Und reichst du uns den schweren Kelch, den bittern

des Leids, gefüllt bis an den höchsten Rand,

so nehmen wir ihn dankbar ohne Zittern

aus deiner guten und geliebten Hand.

Im April 1943 kommt Dietrich Bonhoeffer ins Militärgefängnis Berlin-Tegel. Er weiß, dass ihm der Tod droht. Seine Aussichten verschlechtern sich zusehends. Als am 20. Juli 1944 das Attentat auf Hitler misslingt, folgt eine Welle von Verhaftungen; Bonhoeffer muss damit rechnen, dass er hineingezogen wird. Im Oktober findet die Gestapo belastende Akten. Der Häftling kommt in den berüchtigten Keller des Reichssicherheitshauptamtes. Dort schreibt er kurz vor Weihnachten 1944 das Gedicht, das heute im Evangelischen Gesangbuch steht.
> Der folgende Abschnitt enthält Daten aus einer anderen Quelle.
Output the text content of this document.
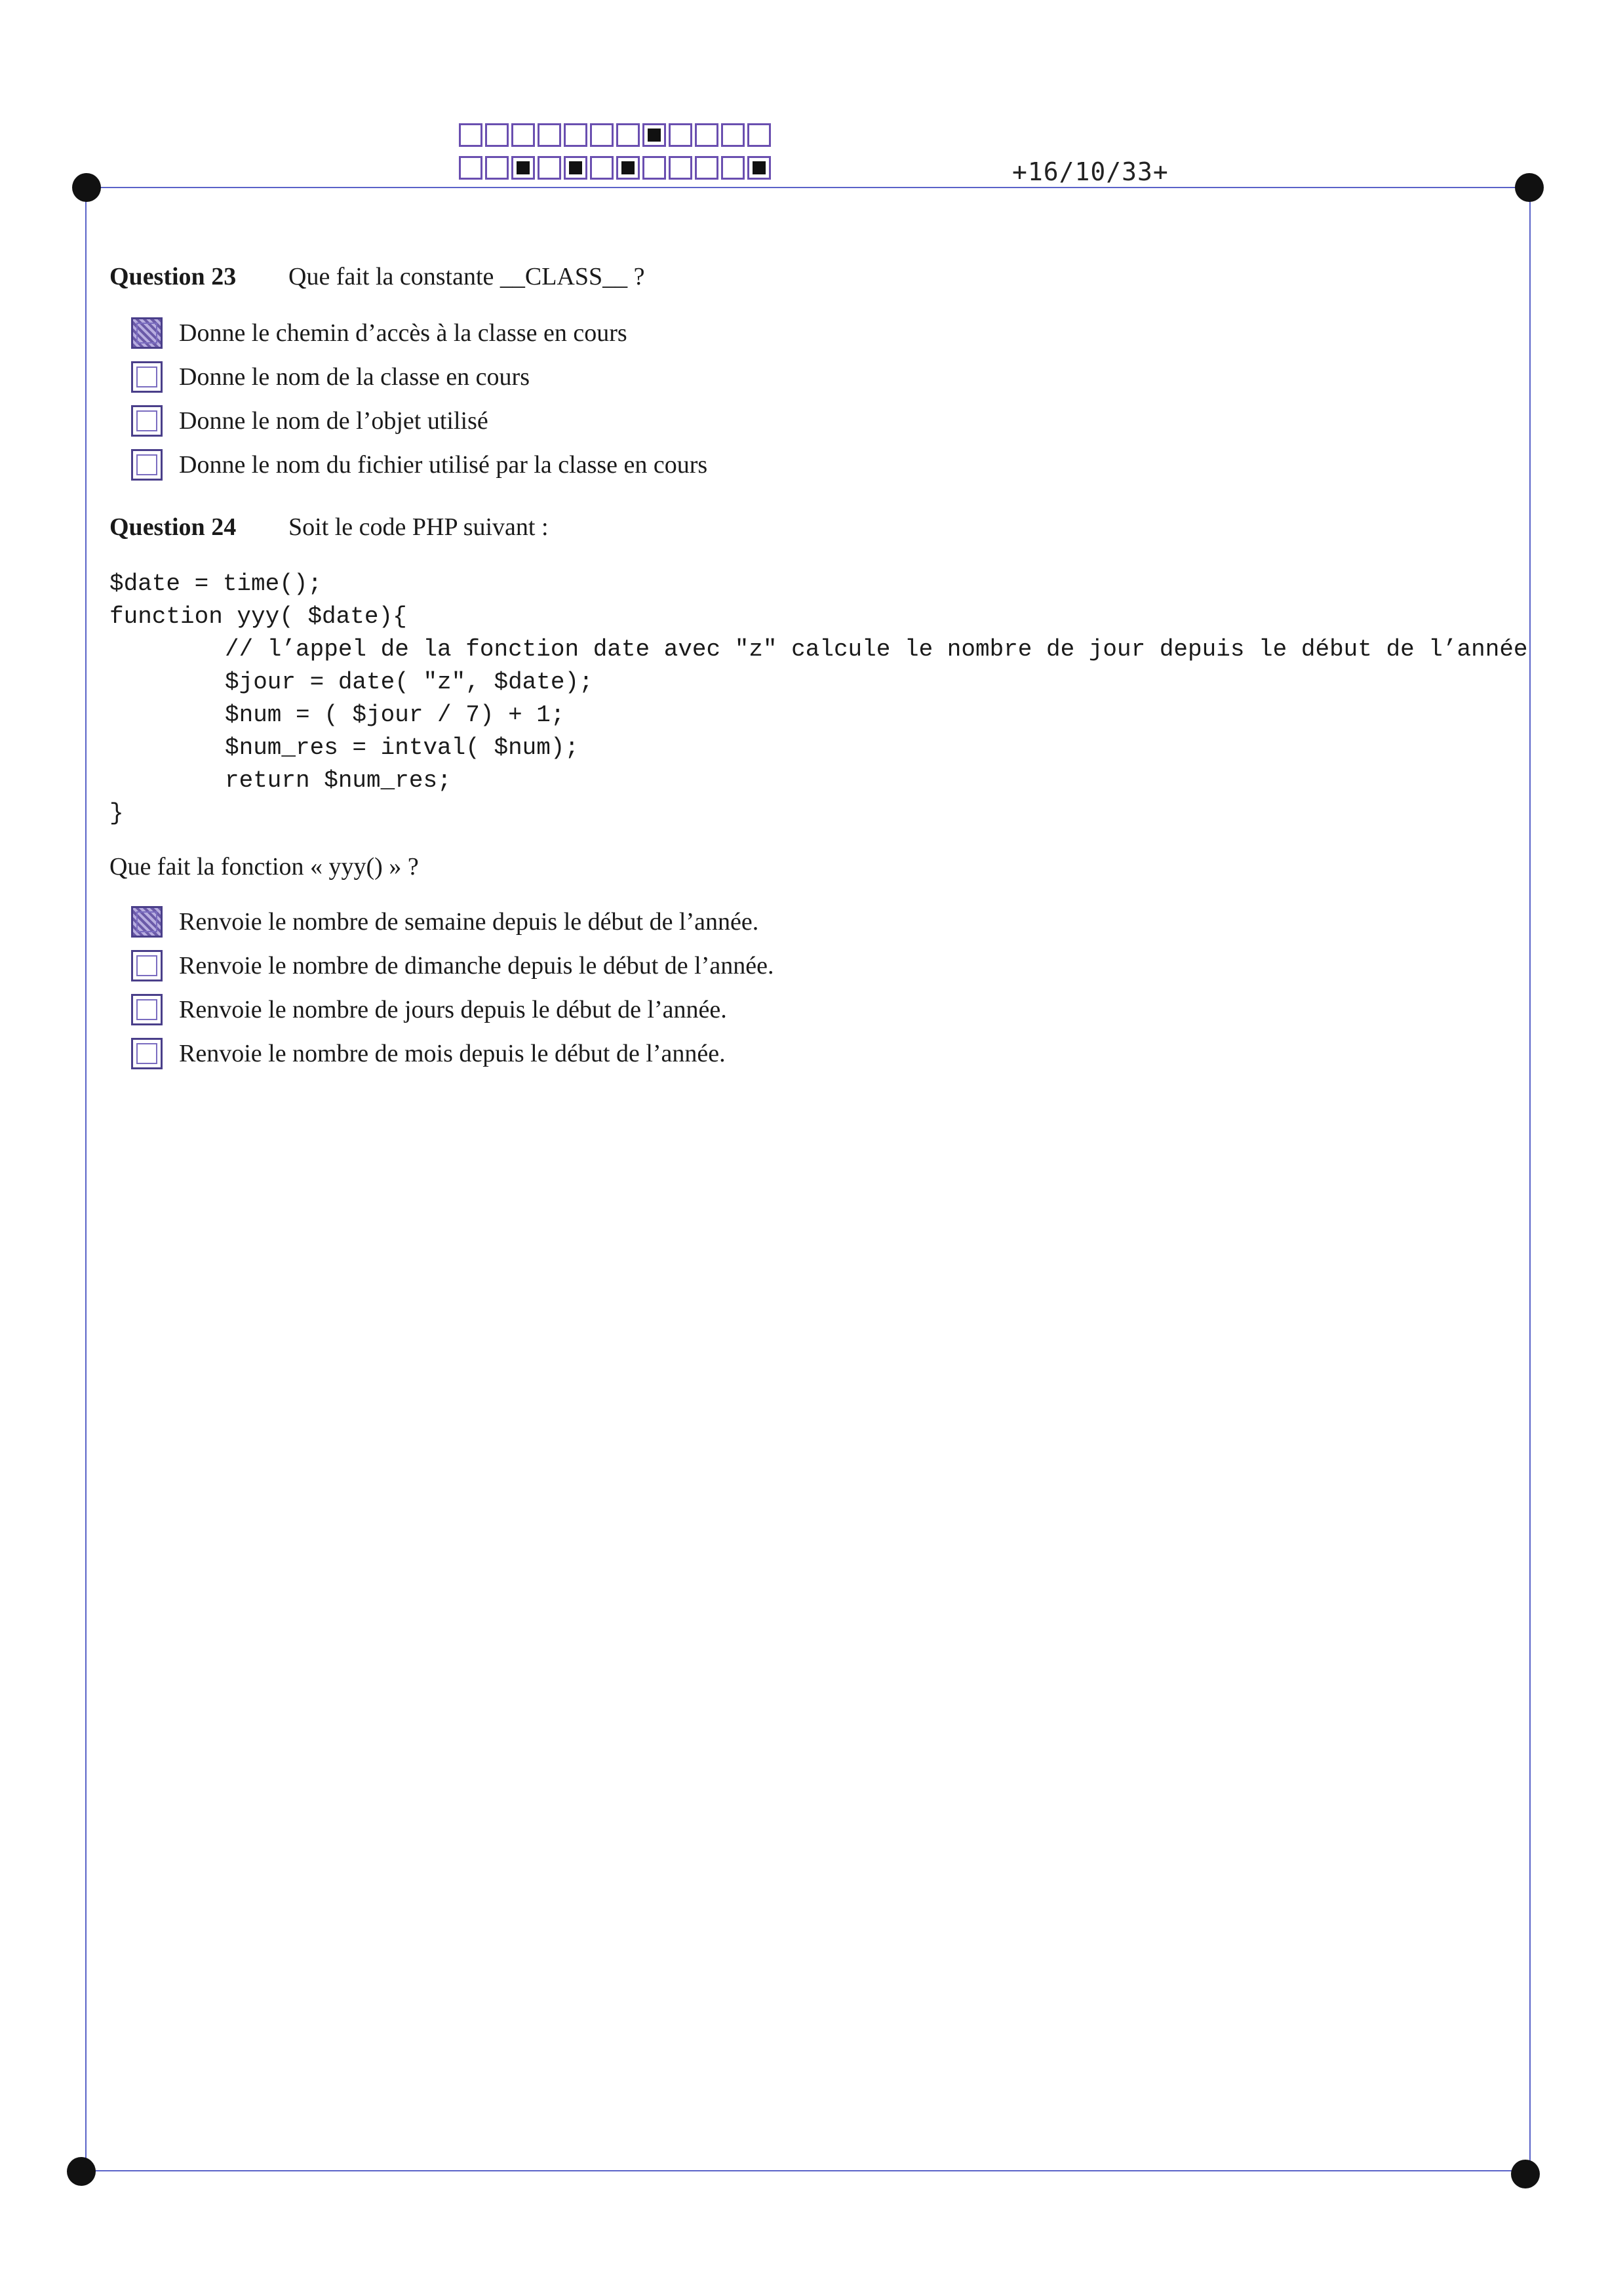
+16/10/33+
Question 23 Que fait la constante __CLASS__ ?
Donne le chemin d’accès à la classe en cours
Donne le nom de la classe en cours
Donne le nom de l’objet utilisé
Donne le nom du fichier utilisé par la classe en cours
Question 24 Soit le code PHP suivant :
$date = time();
function yyy( $date){
// l’appel de la fonction date avec "z" calcule le nombre de jour depuis le début de l’année
$jour = date( "z", $date);
$num = ( $jour / 7) + 1;
$num_res = intval( $num);
return $num_res;
}
Que fait la fonction « yyy() » ?
Renvoie le nombre de semaine depuis le début de l’année.
Renvoie le nombre de dimanche depuis le début de l’année.
Renvoie le nombre de jours depuis le début de l’année.
Renvoie le nombre de mois depuis le début de l’année.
Es ist nicht leicht, aus vollem Herzen in diese Verse einzustimmen:

Sprecherin:

Und reichst du uns den schweren Kelch, den bittern

des Leids, gefüllt bis an den höchsten Rand,

so nehmen wir ihn dankbar ohne Zittern

aus deiner guten und geliebten Hand.

Ich weiß nicht, ob ich die Größe und das Vertrauen eines Dietrich Bonhoeffer hätte. Sein Vorbild ist Jesus, der, seinen Tod vor Augen, in tiefer Angst betet: „Vater, ist’s möglich, so lass diesen Kelch an mir vorübergehen. Aber nicht wie ich will, sondern wie du willst.“ Daran orientiert sich Bonhoeffer, wenn er den Kelch des Leids aus Gottes Hand annehmen will – und zwar dankbar und ohne Zittern. Mir fällt es immer schwer, das zu singen. Es fällt schwer, Leid und Schmerzen anzunehmen als etwas, was aus Gottes „guter und geliebter Hand“ kommt. Bonhoeffer hatte die Kraft dazu, wenige Monate später hat er es getan. Kurz vor Kriegsende wurde er auf Befehl Hitlers mit fünf weiteren Widerstandskämpfern ermordet.
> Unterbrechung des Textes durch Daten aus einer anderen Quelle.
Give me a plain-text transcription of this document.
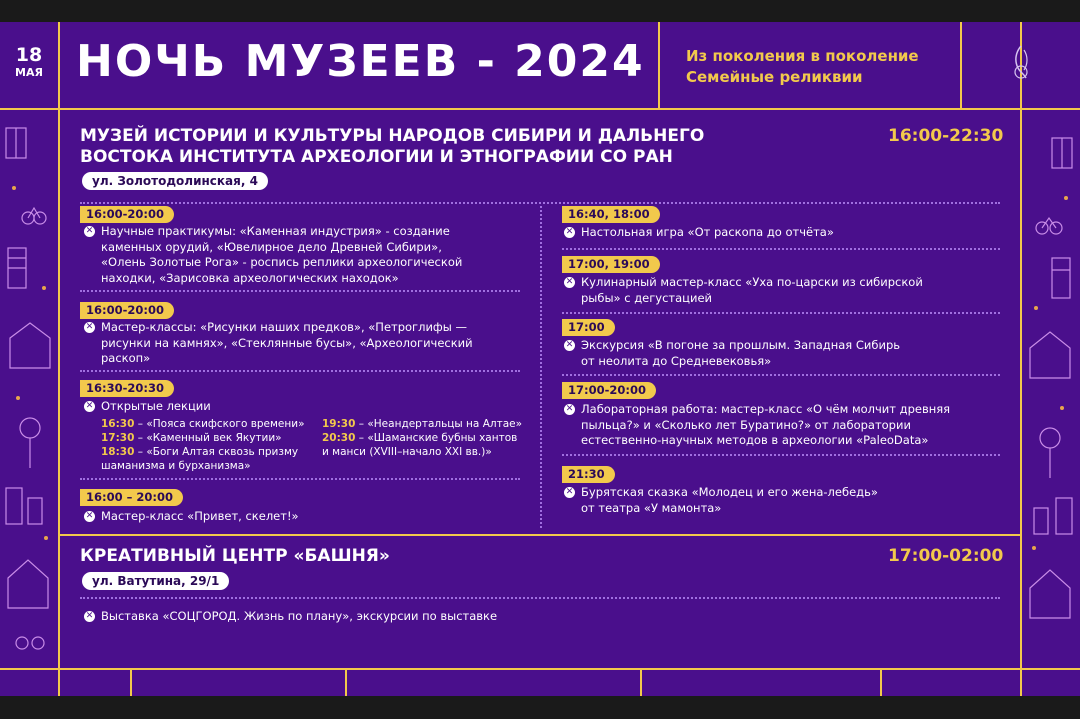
18
МАЯ НОЧЬ МУЗЕЕВ - 2024	Из поколения в поколение
Семейные реликвии
МУЗЕЙ ИСТОРИИ И КУЛЬТУРЫ НАРОДОВ СИБИРИ И ДАЛЬНЕГО
ВОСТОКА ИНСТИТУТА АРХЕОЛОГИИ И ЭТНОГРАФИИ СО РАН
16:00-22:30
ул. Золотодолинская, 4
16:00-20:00
✕ Научные практикумы: «Каменная индустрия» - создание
каменных орудий, «Ювелирное дело Древней Сибири»,
«Олень Золотые Рога» - роспись реплики археологической
находки, «Зарисовка археологических находок»
16:00-20:00
✕ Мастер-классы: «Рисунки наших предков», «Петроглифы —
рисунки на камнях», «Стеклянные бусы», «Археологический
раскоп»
16:30-20:30
✕ Открытые лекции
16:30 – «Пояса скифского времени»
17:30 – «Каменный век Якутии»
18:30 – «Боги Алтая сквозь призму
шаманизма и бурханизма»
19:30 – «Неандертальцы на Алтае»
20:30 – «Шаманские бубны хантов
и манси (XVIII–начало XXI вв.)»
16:00 – 20:00
✕ Мастер-класс «Привет, скелет!»
16:40, 18:00
✕ Настольная игра «От раскопа до отчёта»
17:00, 19:00
✕ Кулинарный мастер-класс «Уха по-царски из сибирской
рыбы» с дегустацией
17:00
✕ Экскурсия «В погоне за прошлым. Западная Сибирь
от неолита до Средневековья»
17:00-20:00
✕ Лабораторная работа: мастер-класс «О чём молчит древняя
пыльца?» и «Сколько лет Буратино?» от лаборатории
естественно-научных методов в археологии «PaleoData»
21:30
✕ Бурятская сказка «Молодец и его жена-лебедь»
от театра «У мамонта»
КРЕАТИВНЫЙ ЦЕНТР «БАШНЯ»	17:00-02:00
ул. Ватутина, 29/1
✕ Выставка «СОЦГОРОД. Жизнь по плану», экскурсии по выставке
Doch willst du uns noch einmal Freude schenken

an dieser Welt und ihrer Sonne Glanz,

dann wolln wir des Vergangenen gedenken,

denn dann gehört dir unser Leben ganz.

Dietrich Bonhoeffer, der zunächst in der Nachfolge Jesu Christi ein untadeliges Leben führen wollte, hat erfahren,

Sprecher

„dass man erst in der vollen Diesseitigkeit des Lebens glauben lernt. Wenn man völlig darauf verzichtet hat, aus sich selbst etwas zu machen – sei es einen Heiligen oder einen bekehrten Sünder [...]. und dies nenne ich Diesseitigkeit, nämlich in der Fülle der Aufgaben, Fragen, Erfolge und Misserfolge, Erfahrungen und Ratlosigkeiten leben – dann wirft man sich Gott ganz in die Arme [...].
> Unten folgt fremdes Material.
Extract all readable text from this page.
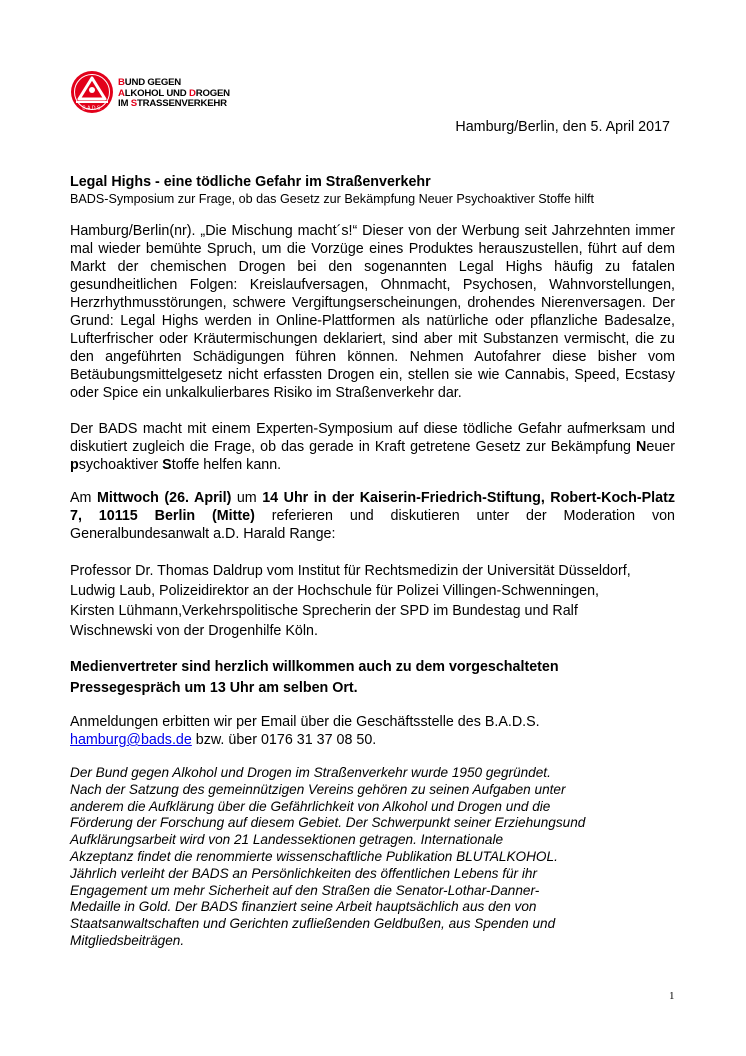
B.A.D.S.
BUND GEGEN
ALKOHOL UND DROGEN
IM STRASSENVERKEHR
Hamburg/Berlin, den 5. April 2017

Legal Highs - eine tödliche Gefahr im Straßenverkehr

BADS-Symposium zur Frage, ob das Gesetz zur Bekämpfung Neuer Psychoaktiver Stoffe hilft

Hamburg/Berlin(nr). „Die Mischung macht´s!“ Dieser von der Werbung seit Jahrzehnten immer mal wieder bemühte Spruch, um die Vorzüge eines Produktes herauszustellen, führt auf dem Markt der chemischen Drogen bei den sogenannten Legal Highs häufig zu fatalen gesundheitlichen Folgen: Kreislaufversagen, Ohnmacht, Psychosen, Wahnvorstellungen, Herzrhythmusstörungen, schwere Vergiftungserscheinungen, drohendes Nierenversagen. Der Grund: Legal Highs werden in Online-Plattformen als natürliche oder pflanzliche Badesalze, Lufterfrischer oder Kräutermischungen deklariert, sind aber mit Substanzen vermischt, die zu den angeführten Schädigungen führen können. Nehmen Autofahrer diese bisher vom Betäubungsmittelgesetz nicht erfassten Drogen ein, stellen sie wie Cannabis, Speed, Ecstasy oder Spice ein unkalkulierbares Risiko im Straßenverkehr dar.

Der BADS macht mit einem Experten-Symposium auf diese tödliche Gefahr aufmerksam und diskutiert zugleich die Frage, ob das gerade in Kraft getretene Gesetz zur Bekämpfung Neuer psychoaktiver Stoffe helfen kann.

Am Mittwoch (26. April) um 14 Uhr in der Kaiserin-Friedrich-Stiftung, Robert-Koch-Platz 7, 10115 Berlin (Mitte) referieren und diskutieren unter der Moderation von Generalbundesanwalt a.D. Harald Range:

Professor Dr. Thomas Daldrup vom Institut für Rechtsmedizin der Universität Düsseldorf,
Ludwig Laub, Polizeidirektor an der Hochschule für Polizei Villingen-Schwenningen,
Kirsten Lühmann,Verkehrspolitische Sprecherin der SPD im Bundestag und Ralf
Wischnewski von der Drogenhilfe Köln.
Medienvertreter sind herzlich willkommen auch zu dem vorgeschalteten
Pressegespräch um 13 Uhr am selben Ort.
Anmeldungen erbitten wir per Email über die Geschäftsstelle des B.A.D.S.
hamburg@bads.de bzw. über 0176 31 37 08 50.
Der Bund gegen Alkohol und Drogen im Straßenverkehr wurde 1950 gegründet.
Nach der Satzung des gemeinnützigen Vereins gehören zu seinen Aufgaben unter
anderem die Aufklärung über die Gefährlichkeit von Alkohol und Drogen und die
Förderung der Forschung auf diesem Gebiet. Der Schwerpunkt seiner Erziehungsund
Aufklärungsarbeit wird von 21 Landessektionen getragen. Internationale
Akzeptanz findet die renommierte wissenschaftliche Publikation BLUTALKOHOL.
Jährlich verleiht der BADS an Persönlichkeiten des öffentlichen Lebens für ihr
Engagement um mehr Sicherheit auf den Straßen die Senator-Lothar-Danner-
Medaille in Gold. Der BADS finanziert seine Arbeit hauptsächlich aus den von
Staatsanwaltschaften und Gerichten zufließenden Geldbußen, aus Spenden und
Mitgliedsbeiträgen.
1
So schrieb er am 21. Juli 1944 an seinen Freund Eberhard Bethge.

Manchmal wird Bonhoeffer ein „evangelischer Heiliger“ genannt. Gerade das war er nicht. Er hat erfahren: Nicht auf den erhabenen Höhen eines ethischen oder moralischen Anspruchs bewährt sich christlicher Glaube, sondern in den alltäglichen Niederungen des Hier und Jetzt. Da, wo es zur Sache geht, wo man auch mal dreckige Hände kriegt. Da, wo man mit allen Unklarheiten, Fragen, Zweifeln, Erfolgen und Misserfolgen lebt. Im Diesseits, wo es menschlich zugeht. Da wirft man sich Gott ganz in die Arme.

Und weil er das kann, hat der Mann im Gefängnis nicht nur die Kraft zum Widerstand gegen das Unrecht der Nazi-Diktatur. Er kann auch seiner Verlobten und seiner Familie diese tröstlichen Verse zu Weihnachten und zum neuen Jahr 1945 schicken.

Wenn sich die Stille nun tief um uns breitet,

So lass uns hören jenen vollen Klang

Der Welt, die unsichtbar sich um uns weitet,

all deiner Kinder hohen Lobgesang.

Otto Abel, Kirchenmusiker in Berlin, hat dem Gedicht 1959 eine schlichte, fast karge Melodie gegeben. Ihr Rhythmus steht in eigenwilligem Kontrast zum Versmaß von Bonhoeffers Text. Dieses Versmaß, der Jambus, beginnt in jeder Zeile mit einer unbetonten Silbe, einem Auftakt. Abels Melodie dagegen setzt in den meisten Zeilen mit einer langen, betonten Note ein. Die musikalische Gestaltung ist also gerade gegenläufig zum Text. So entsteht eine schwebende Spannung zwischen Sprache und Musik.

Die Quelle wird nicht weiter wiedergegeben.